Three members of my committee have shared of themselves throughout my time at Iowa State, and also shared with me the experience of successfully starting a national short course. Dr. Don Hotchkiss served as my minor professor and helped guide and inspire me to obtain the minor in statistics. Dr. Homer Walker fielded many questions and offered much help with both the research and other areas of endeavor. Several times I received advice on the research from Dr. Dennis Olson, but I am most grateful to him, along with Lisa Ventura of the American Meat Institute, for offering me the opportunity to become involved in the short course, and also for his help and financial support of some of my "projects". I would like to thank Dr. Pam White for serving on my committee, and Dr. Ricardo Molins for serving as a substitute during Dr. Walker's faculty leave. 126

My appreciation to Ricardo Molins goes beyond his service on my committee. We have shared a laboratory, much coffee, beer and conversation, and many good times during the last 5 years.
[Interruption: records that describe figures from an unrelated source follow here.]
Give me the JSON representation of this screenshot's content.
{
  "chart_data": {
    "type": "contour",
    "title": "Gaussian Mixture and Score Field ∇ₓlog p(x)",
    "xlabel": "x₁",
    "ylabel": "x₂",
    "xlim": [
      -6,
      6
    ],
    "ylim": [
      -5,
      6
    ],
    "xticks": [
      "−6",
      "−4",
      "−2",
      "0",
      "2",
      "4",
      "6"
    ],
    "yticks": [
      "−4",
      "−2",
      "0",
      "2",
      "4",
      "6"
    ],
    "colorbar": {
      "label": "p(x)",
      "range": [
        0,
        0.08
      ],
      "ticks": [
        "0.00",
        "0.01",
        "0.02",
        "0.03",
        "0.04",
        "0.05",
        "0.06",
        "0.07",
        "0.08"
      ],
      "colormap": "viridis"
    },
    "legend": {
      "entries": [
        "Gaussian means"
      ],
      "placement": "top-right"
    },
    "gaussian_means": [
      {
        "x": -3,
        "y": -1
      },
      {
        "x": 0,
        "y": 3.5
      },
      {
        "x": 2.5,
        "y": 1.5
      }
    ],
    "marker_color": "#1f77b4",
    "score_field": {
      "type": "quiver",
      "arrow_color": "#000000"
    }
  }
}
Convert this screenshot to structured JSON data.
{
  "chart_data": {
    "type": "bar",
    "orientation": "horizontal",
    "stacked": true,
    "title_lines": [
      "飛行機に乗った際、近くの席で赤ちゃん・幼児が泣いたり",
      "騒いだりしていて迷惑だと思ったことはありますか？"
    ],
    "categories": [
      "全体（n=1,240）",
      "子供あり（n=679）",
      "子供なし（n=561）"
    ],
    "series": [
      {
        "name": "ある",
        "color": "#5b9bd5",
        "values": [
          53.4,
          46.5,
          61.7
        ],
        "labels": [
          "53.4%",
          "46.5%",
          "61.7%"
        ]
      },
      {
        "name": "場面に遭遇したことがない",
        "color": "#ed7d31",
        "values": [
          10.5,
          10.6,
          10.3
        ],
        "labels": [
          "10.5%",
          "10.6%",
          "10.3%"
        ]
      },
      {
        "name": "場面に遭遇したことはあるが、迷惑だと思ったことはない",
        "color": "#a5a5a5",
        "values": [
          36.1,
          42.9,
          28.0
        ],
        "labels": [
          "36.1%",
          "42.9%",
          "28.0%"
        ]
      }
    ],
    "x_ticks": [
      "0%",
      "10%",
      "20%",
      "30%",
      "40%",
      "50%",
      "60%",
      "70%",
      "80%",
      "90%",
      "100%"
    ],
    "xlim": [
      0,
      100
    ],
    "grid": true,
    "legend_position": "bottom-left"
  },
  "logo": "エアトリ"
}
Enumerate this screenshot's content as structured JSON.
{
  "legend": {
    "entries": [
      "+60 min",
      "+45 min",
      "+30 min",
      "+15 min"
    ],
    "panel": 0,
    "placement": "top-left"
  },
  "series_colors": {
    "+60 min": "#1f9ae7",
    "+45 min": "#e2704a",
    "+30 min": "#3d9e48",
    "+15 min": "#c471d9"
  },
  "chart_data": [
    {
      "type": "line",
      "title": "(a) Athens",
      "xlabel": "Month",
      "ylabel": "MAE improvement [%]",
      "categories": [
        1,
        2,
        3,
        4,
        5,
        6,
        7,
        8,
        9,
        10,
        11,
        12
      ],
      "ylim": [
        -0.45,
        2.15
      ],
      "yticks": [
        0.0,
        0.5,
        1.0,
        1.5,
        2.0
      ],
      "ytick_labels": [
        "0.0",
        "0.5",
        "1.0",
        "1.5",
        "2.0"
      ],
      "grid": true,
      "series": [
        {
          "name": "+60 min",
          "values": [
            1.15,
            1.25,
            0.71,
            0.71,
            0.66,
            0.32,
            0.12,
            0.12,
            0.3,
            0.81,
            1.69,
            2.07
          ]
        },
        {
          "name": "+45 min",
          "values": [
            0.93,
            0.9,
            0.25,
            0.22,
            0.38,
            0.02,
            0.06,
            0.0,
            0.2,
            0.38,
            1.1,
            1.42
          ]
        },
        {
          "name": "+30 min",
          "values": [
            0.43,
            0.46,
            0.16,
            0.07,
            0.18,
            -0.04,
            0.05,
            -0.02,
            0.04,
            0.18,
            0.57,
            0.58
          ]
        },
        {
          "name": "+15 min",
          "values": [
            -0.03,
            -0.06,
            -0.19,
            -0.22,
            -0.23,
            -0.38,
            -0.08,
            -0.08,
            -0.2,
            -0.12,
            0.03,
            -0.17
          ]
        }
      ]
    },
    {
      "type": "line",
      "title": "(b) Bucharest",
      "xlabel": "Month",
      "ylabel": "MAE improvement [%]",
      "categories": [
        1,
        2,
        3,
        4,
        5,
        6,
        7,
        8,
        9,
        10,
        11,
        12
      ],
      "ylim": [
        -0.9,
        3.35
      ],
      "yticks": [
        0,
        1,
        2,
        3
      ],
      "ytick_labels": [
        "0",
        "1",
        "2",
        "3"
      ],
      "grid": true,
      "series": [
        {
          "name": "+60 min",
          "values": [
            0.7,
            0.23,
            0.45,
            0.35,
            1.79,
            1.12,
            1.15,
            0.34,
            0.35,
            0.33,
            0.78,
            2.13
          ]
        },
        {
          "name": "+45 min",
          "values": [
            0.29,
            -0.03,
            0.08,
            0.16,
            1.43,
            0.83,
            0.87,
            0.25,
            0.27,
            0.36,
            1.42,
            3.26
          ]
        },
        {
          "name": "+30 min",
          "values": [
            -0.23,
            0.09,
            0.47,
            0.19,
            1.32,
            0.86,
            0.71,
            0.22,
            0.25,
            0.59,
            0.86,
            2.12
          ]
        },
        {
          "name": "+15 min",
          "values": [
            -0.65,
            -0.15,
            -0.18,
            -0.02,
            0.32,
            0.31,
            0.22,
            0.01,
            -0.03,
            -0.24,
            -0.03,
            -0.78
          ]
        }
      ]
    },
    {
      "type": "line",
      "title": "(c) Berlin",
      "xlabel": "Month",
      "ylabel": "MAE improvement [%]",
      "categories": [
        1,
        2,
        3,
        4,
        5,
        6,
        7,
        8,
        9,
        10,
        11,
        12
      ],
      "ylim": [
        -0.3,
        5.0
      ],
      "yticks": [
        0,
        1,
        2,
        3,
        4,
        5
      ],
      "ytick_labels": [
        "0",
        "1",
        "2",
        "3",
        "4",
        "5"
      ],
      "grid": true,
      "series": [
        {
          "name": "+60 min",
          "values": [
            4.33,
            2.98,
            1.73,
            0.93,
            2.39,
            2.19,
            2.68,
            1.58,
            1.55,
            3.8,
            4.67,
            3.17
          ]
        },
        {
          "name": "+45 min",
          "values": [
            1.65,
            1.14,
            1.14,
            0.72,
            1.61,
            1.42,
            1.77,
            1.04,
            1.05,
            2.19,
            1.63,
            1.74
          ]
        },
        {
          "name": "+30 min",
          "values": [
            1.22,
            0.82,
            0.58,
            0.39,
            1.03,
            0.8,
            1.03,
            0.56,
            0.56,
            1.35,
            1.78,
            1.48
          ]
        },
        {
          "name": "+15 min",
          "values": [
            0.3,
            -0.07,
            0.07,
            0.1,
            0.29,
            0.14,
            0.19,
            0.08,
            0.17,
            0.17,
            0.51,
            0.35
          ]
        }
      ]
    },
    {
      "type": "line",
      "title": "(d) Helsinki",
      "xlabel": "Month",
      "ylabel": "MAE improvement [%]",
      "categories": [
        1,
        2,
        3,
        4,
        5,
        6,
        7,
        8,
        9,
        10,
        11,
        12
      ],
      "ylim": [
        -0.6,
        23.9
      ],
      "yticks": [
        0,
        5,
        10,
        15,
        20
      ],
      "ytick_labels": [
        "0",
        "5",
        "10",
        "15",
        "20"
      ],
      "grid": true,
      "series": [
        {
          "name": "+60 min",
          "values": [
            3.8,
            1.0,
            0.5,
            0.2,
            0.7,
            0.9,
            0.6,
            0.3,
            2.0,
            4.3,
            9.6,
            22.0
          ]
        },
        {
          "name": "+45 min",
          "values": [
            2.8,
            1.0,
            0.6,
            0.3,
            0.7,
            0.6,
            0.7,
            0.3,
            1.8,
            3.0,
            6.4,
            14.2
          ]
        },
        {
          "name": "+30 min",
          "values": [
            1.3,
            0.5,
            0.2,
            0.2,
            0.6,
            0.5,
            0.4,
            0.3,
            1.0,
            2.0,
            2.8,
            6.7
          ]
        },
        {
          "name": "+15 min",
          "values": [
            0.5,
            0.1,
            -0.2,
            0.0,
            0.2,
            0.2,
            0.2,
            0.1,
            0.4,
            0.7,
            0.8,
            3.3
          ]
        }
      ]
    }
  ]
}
He and his wife, Nuria, have become close friends and that friendship and love will be cherished always by myself and my wife. Barb. I would also like to express thankfulness for the friendship and love shared with us by John and Jan Albanese. I wish to thank my family and my wife's family for their support during my graduate studies.

Lastly, I wish to thank the many friends who have helped me along the way. To only mention a few, I wish to thank Sidy Diawora from Timbuktu, Steve Niebuhr, Kurt James, Kate O'Connor, and Tom Rehberger for their friendship, help, and support.